No final do ano, os profissionais de saúde mental são inundados por pacientes com sofrimento, muito deles que estavam até então estáveis apresentam diversas questões que são da ordem da implicância. “O que o ano que vem será?” E talvez a pergunta mais importante “O que farei de mim no próximo ano?”. Aqui, com essa questão existencial, as faixas etárias se conectam, pois a feitura de si mesmo é constante.
Aspectos da modernidade influenciam diretamente a formação desses sofrimentos, como a vida virtualizada que fornece material suficiente para brincar com as fantasias ideais de muitas pessoas. Famílias perfeitas, árvores de natal bem iluminadas, uma virada de ano vendo uma queima de fogos incríveis e tudo isso capturado e divulgado, a grande cena eternizada e os espectadores como voyeuristas gozam.
Para além (ou aquém) das relações de classes e o imperativo da felicidade encontramos aqueles desfiliados, sofrendo do que Freud já mostrava, as relações fragilizadas. Mosé (2019) deixa claro que a forma como nos relacionamos com a vida não gera apenas uma crise climática, mas uma exaustão humana.

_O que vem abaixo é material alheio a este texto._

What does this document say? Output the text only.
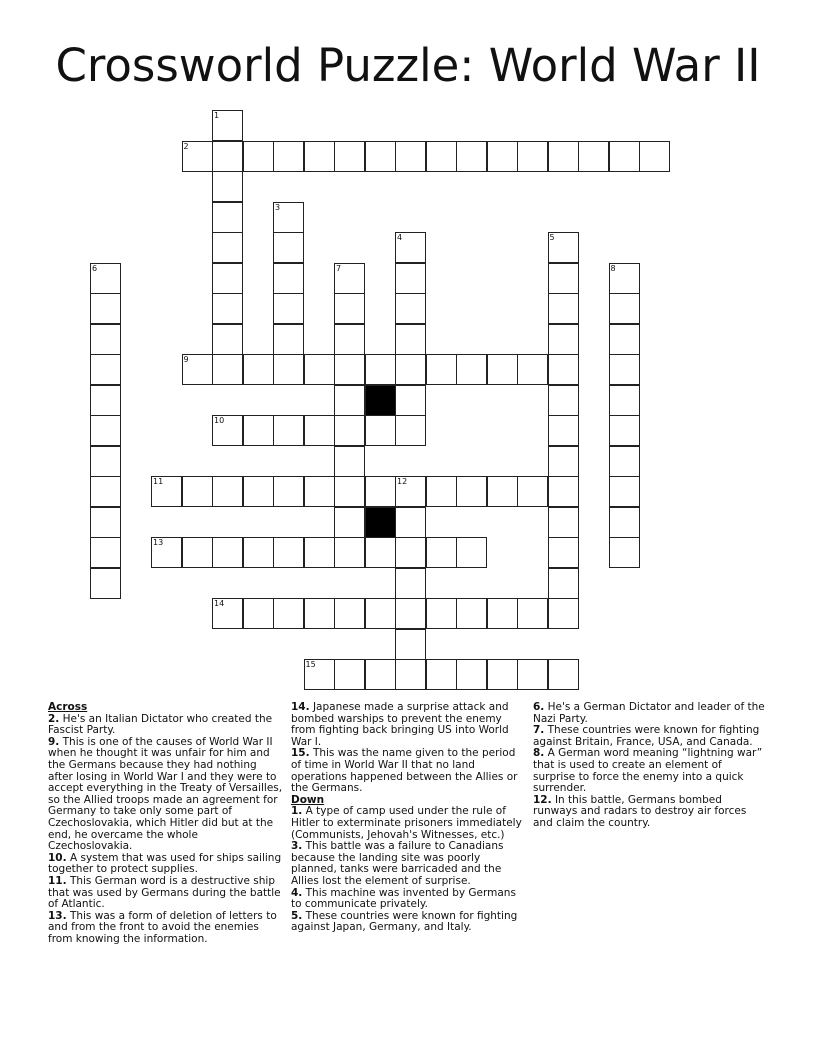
Crossworld Puzzle: World War II
2
9
10
11	12
13
14
15
1
3
4	5
6	7	8
Across
2. He's an Italian Dictator who created the Fascist Party.
9. This is one of the causes of World War II when he thought it was unfair for him and the Germans because they had nothing after losing in World War I and they were to accept everything in the Treaty of Versailles, so the Allied troops made an agreement for Germany to take only some part of Czechoslovakia, which Hitler did but at the end, he overcame the whole Czechoslovakia.
10. A system that was used for ships sailing together to protect supplies.
11. This German word is a destructive ship that was used by Germans during the battle of Atlantic.
13. This was a form of deletion of letters to and from the front to avoid the enemies from knowing the information.
14. Japanese made a surprise attack and bombed warships to prevent the enemy from fighting back bringing US into World War I.
15. This was the name given to the period of time in World War II that no land operations happened between the Allies or the Germans.
Down
1. A type of camp used under the rule of Hitler to exterminate prisoners immediately (Communists, Jehovah's Witnesses, etc.)
3. This battle was a failure to Canadians because the landing site was poorly planned, tanks were barricaded and the Allies lost the element of surprise.
4. This machine was invented by Germans to communicate privately.
5. These countries were known for fighting against Japan, Germany, and Italy.
6. He's a German Dictator and leader of the Nazi Party.
7. These countries were known for fighting against Britain, France, USA, and Canada.
8. A German word meaning “lightning war” that is used to create an element of surprise to force the enemy into a quick surrender.
12. In this battle, Germans bombed runways and radars to destroy air forces and claim the country.
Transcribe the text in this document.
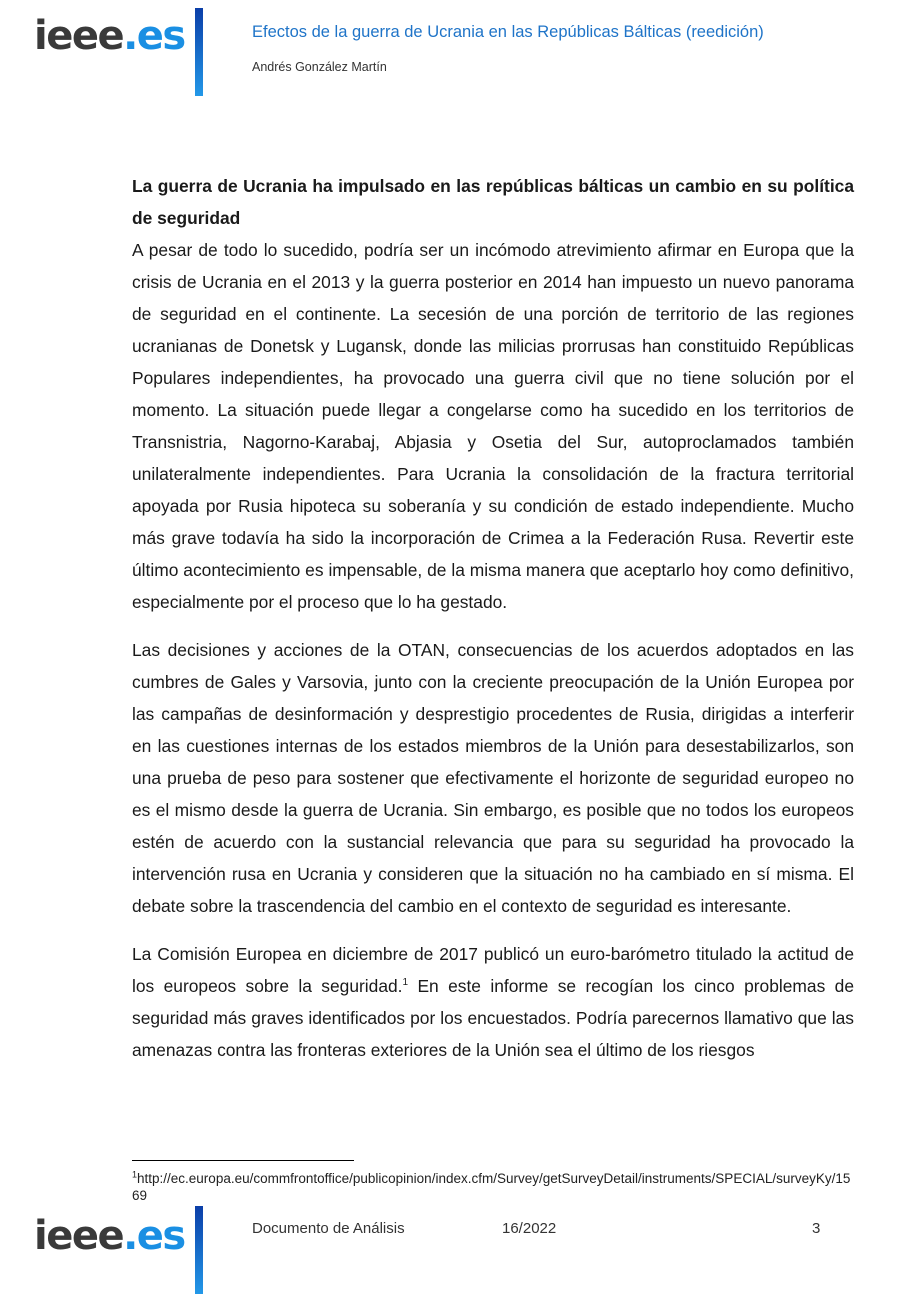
ieee.es	Efectos de la guerra de Ucrania en las Repúblicas Bálticas (reedición)
Andrés González Martín
La guerra de Ucrania ha impulsado en las repúblicas bálticas un cambio en su política de seguridad

A pesar de todo lo sucedido, podría ser un incómodo atrevimiento afirmar en Europa que la crisis de Ucrania en el 2013 y la guerra posterior en 2014 han impuesto un nuevo panorama de seguridad en el continente. La secesión de una porción de territorio de las regiones ucranianas de Donetsk y Lugansk, donde las milicias prorrusas han constituido Repúblicas Populares independientes, ha provocado una guerra civil que no tiene solución por el momento. La situación puede llegar a congelarse como ha sucedido en los territorios de Transnistria, Nagorno-Karabaj, Abjasia y Osetia del Sur, autoproclamados también unilateralmente independientes. Para Ucrania la consolidación de la fractura territorial apoyada por Rusia hipoteca su soberanía y su condición de estado independiente. Mucho más grave todavía ha sido la incorporación de Crimea a la Federación Rusa. Revertir este último acontecimiento es impensable, de la misma manera que aceptarlo hoy como definitivo, especialmente por el proceso que lo ha gestado.

Las decisiones y acciones de la OTAN, consecuencias de los acuerdos adoptados en las cumbres de Gales y Varsovia, junto con la creciente preocupación de la Unión Europea por las campañas de desinformación y desprestigio procedentes de Rusia, dirigidas a interferir en las cuestiones internas de los estados miembros de la Unión para desestabilizarlos, son una prueba de peso para sostener que efectivamente el horizonte de seguridad europeo no es el mismo desde la guerra de Ucrania. Sin embargo, es posible que no todos los europeos estén de acuerdo con la sustancial relevancia que para su seguridad ha provocado la intervención rusa en Ucrania y consideren que la situación no ha cambiado en sí misma. El debate sobre la trascendencia del cambio en el contexto de seguridad es interesante.

La Comisión Europea en diciembre de 2017 publicó un euro-barómetro titulado la actitud de los europeos sobre la seguridad.$^1$ En este informe se recogían los cinco problemas de seguridad más graves identificados por los encuestados. Podría parecernos llamativo que las amenazas contra las fronteras exteriores de la Unión sea el último de los riesgos

$^1$http://ec.europa.eu/commfrontoffice/publicopinion/index.cfm/Survey/getSurveyDetail/instruments/SPECIAL/surveyKy/1569
ieee.es	Documento de Análisis	16/2022	3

A categorização do sofrimento como fenômeno contemporâneo que diluiu o ser humano e suas experiencias existenciais a uma crescente lista de classificação minimizam o individuo na sua possibilidade de articulação. Dentro de algum cenário de hiperexposição, todo comportamento constitui característica nosológica e nas redes percebemos aqueles que selecionam para si uma patologia amiga, signo de como se orientará a partir dali. Tal signo dialoga com um sofrimento social, a impossibilidade de fazer liga e perceber-se como múltiplo. No enrijecimento das condições propícias de desenvolvimento pleno diante dos cenários sociais, a vida se apequena e perde força. É claro que aqui não desconsideramos os importantes avanços técnico científicos em relação a promoção da qualidade de vida, a critica se orienta em outro sentido, no que foi feito da vida!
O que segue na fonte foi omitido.